Labels should be in the shape [batch, one_hot], e.g., [100, 6]
I have a model function which accepts Features, targets and mode but when I add tf.keras layers I'm currently getting Exception pred must be a Tensor, a Variable, or a Python bool.
But, When I run the same code with out using tf.keras but directly from keras(i.e. from keras.layers), It's working.
Code :
def model_fn(features, labels, mode):
if mode == tf.estimator.ModeKeys.TRAIN:
tf.keras.backend.set_learning_phase(1)
else:
tf.keras.backend.set_learning_phase(0)
input_feature = features['x']
table = lookup.index_table_from_file(vocabulary_file='vocab.txt', num_oov_buckets=1, default_value=-1)
text = tf.squeeze(input_feature, [1])
words = tf.string_split(text)
densewords = tf.sparse_tensor_to_dense(words, default_value=PADWORD)
numbers = table.lookup(densewords)
padding = tf.constant([[0, 0], [0, MAX_FEATURES]])
padded = tf.pad(numbers, padding)
sliced = tf.slice(padded, [0, 0], [-1, MAX_FEATURES])
print('words_sliced={}'.format(words))
#embeds = tf.keras.layers.Embedding(MAX_FEATURES, 50, input_length=MAX_FEATURES)(sliced)
embeds = tf.contrib.layers.embed_sequence(sliced, vocab_size=MAX_FEATURES, embed_dim=50)
print('words_embed={}'.format(embeds))
f1 = tf.keras.layers.Dropout(0.2)(embeds)
f1 = tf.keras.layers.Conv1D(filters, kernel_size, padding='valid', activation='relu', strides=1)(f1)
f1 = tf.keras.layers.GlobalAveragePooling1D()(f1)
# f1 = layers.BatchNormalization()(f1)
f1 = tf.keras.layers.Dense(hidden_dims)(f1)
f1 = tf.keras.layers.Dropout(0.5)(f1)
f1 = tf.keras.layers.Activation('relu')(f1)
logits = tf.keras.layers.Dense(11)(f1)
predictions_dict = {
'class': tf.argmax(logits, 1),
'prob': tf.nn.softmax(logits)
}
prediction_output = tf.estimator.export.PredictOutput({"classes": tf.argmax(input=logits, axis=1),
"probabilities": tf.nn.softmax(logits,
name="softmax_tensor")})
if mode == tf.estimator.ModeKeys.PREDICT:
return tf.estimator.EstimatorSpec(mode=mode, predictions=predictions_dict, export_outputs={
tf.saved_model.signature_constants.DEFAULT_SERVING_SIGNATURE_DEF_KEY: prediction_output
})
# one_hot_labels = tf.one_hot(indices=tf.cast(labels, tf.int32), depth=11)

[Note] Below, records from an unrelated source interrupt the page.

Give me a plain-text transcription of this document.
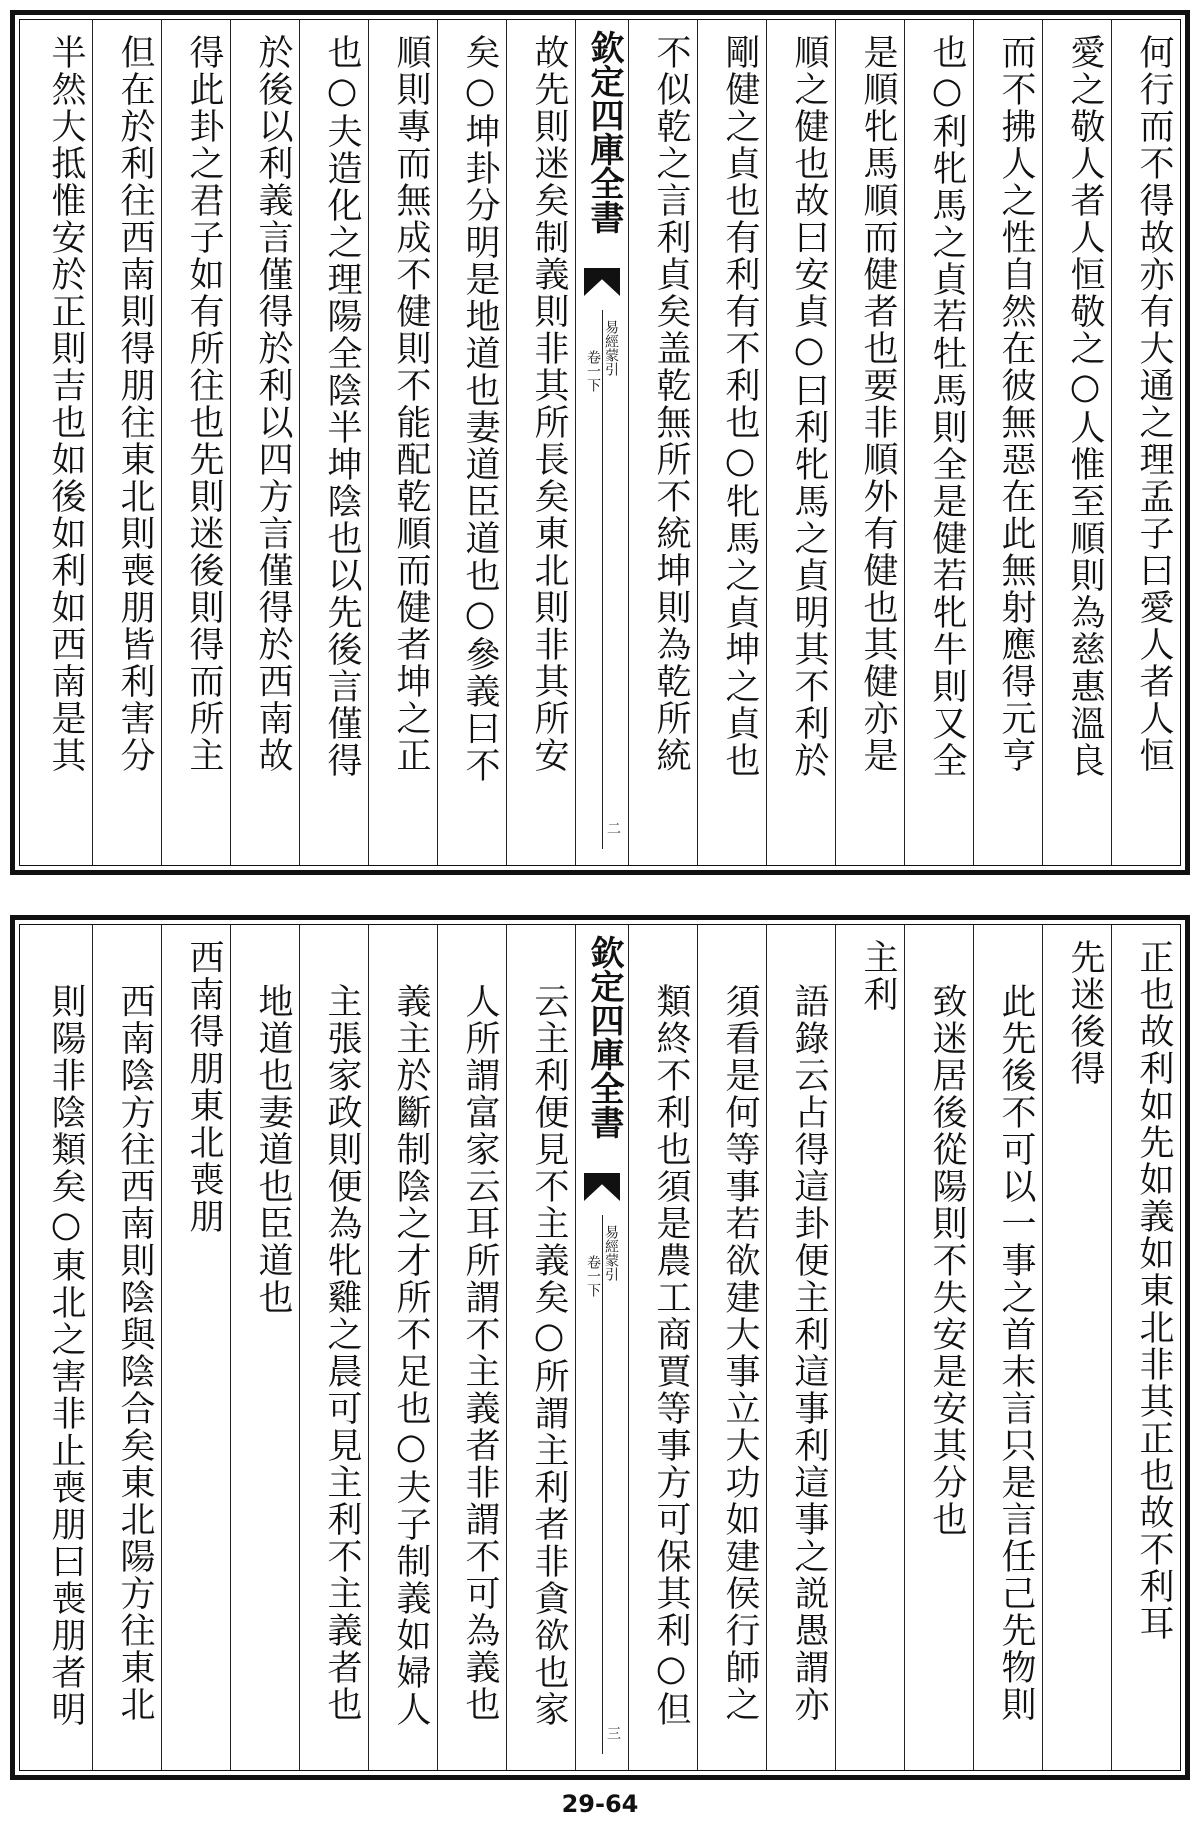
何行而不得故亦有大通之理孟子曰愛人者人恒
愛之敬人者人恒敬之○人惟至順則為慈惠溫良
而不拂人之性自然在彼無惡在此無射應得元亨
也○利牝馬之貞若牡馬則全是健若牝牛則又全
是順牝馬順而健者也要非順外有健也其健亦是
順之健也故曰安貞○曰利牝馬之貞明其不利於
剛健之貞也有利有不利也○牝馬之貞坤之貞也
不似乾之言利貞矣盖乾無所不統坤則為乾所統
欽定四庫全書
易經蒙引
卷一下
二
故先則迷矣制義則非其所長矣東北則非其所安
矣○坤卦分明是地道也妻道臣道也○參義曰不
順則專而無成不健則不能配乾順而健者坤之正
也○夫造化之理陽全陰半坤陰也以先後言僅得
於後以利義言僅得於利以四方言僅得於西南故
得此卦之君子如有所往也先則迷後則得而所主
但在於利往西南則得朋往東北則喪朋皆利害分
半然大抵惟安於正則吉也如後如利如西南是其
正也故利如先如義如東北非其正也故不利耳
先迷後得
此先後不可以一事之首末言只是言任己先物則
致迷居後從陽則不失安是安其分也
主利
語錄云占得這卦便主利這事利這事之説愚謂亦
須看是何等事若欲建大事立大功如建侯行師之
類終不利也須是農工商賈等事方可保其利○但
欽定四庫全書
易經蒙引
卷一下
三
云主利便見不主義矣○所謂主利者非貪欲也家
人所謂富家云耳所謂不主義者非謂不可為義也
義主於斷制陰之才所不足也○夫子制義如婦人
主張家政則便為牝雞之晨可見主利不主義者也
地道也妻道也臣道也
西南得朋東北喪朋
西南陰方往西南則陰與陰合矣東北陽方往東北
則陽非陰類矣○東北之害非止喪朋曰喪朋者明
29-64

loss = tf.losses.sparse_softmax_cross_entropy(labels, logits=logits)
if mode == tf.contrib.learn.ModeKeys.TRAIN:
train_op = tf.contrib.layers.optimize_loss(loss, tf.contrib.framework.get_global_step(), optimizer='Adam',
learning_rate=0.001)
return tf.estimator.EstimatorSpec(mode=mode, loss=loss, train_op=train_op)
eval_metrics_ops = {
'accuracy': tf.metrics.accuracy(labels=labels, predictions=predictions_dict['class'])
}
return tf.estimator.EstimatorSpec(mode=mode, loss=loss, eval_metric_ops=eval_metrics_ops)
When I execute the above script I'm getting an exception
TypeError: pred must be a Tensor, a Variable, or a Python bool.
But also when I used keras(from keras) directly without tf.keras it's working. What is going wrong here ?
Code :
if mode == tf.estimator.ModeKeys.TRAIN:
tf.keras.backend.set_learning_phase(True)
else:
tf.keras.backend.set_learning_phase(False)
Setting learning_phase = True or False is solving the problem.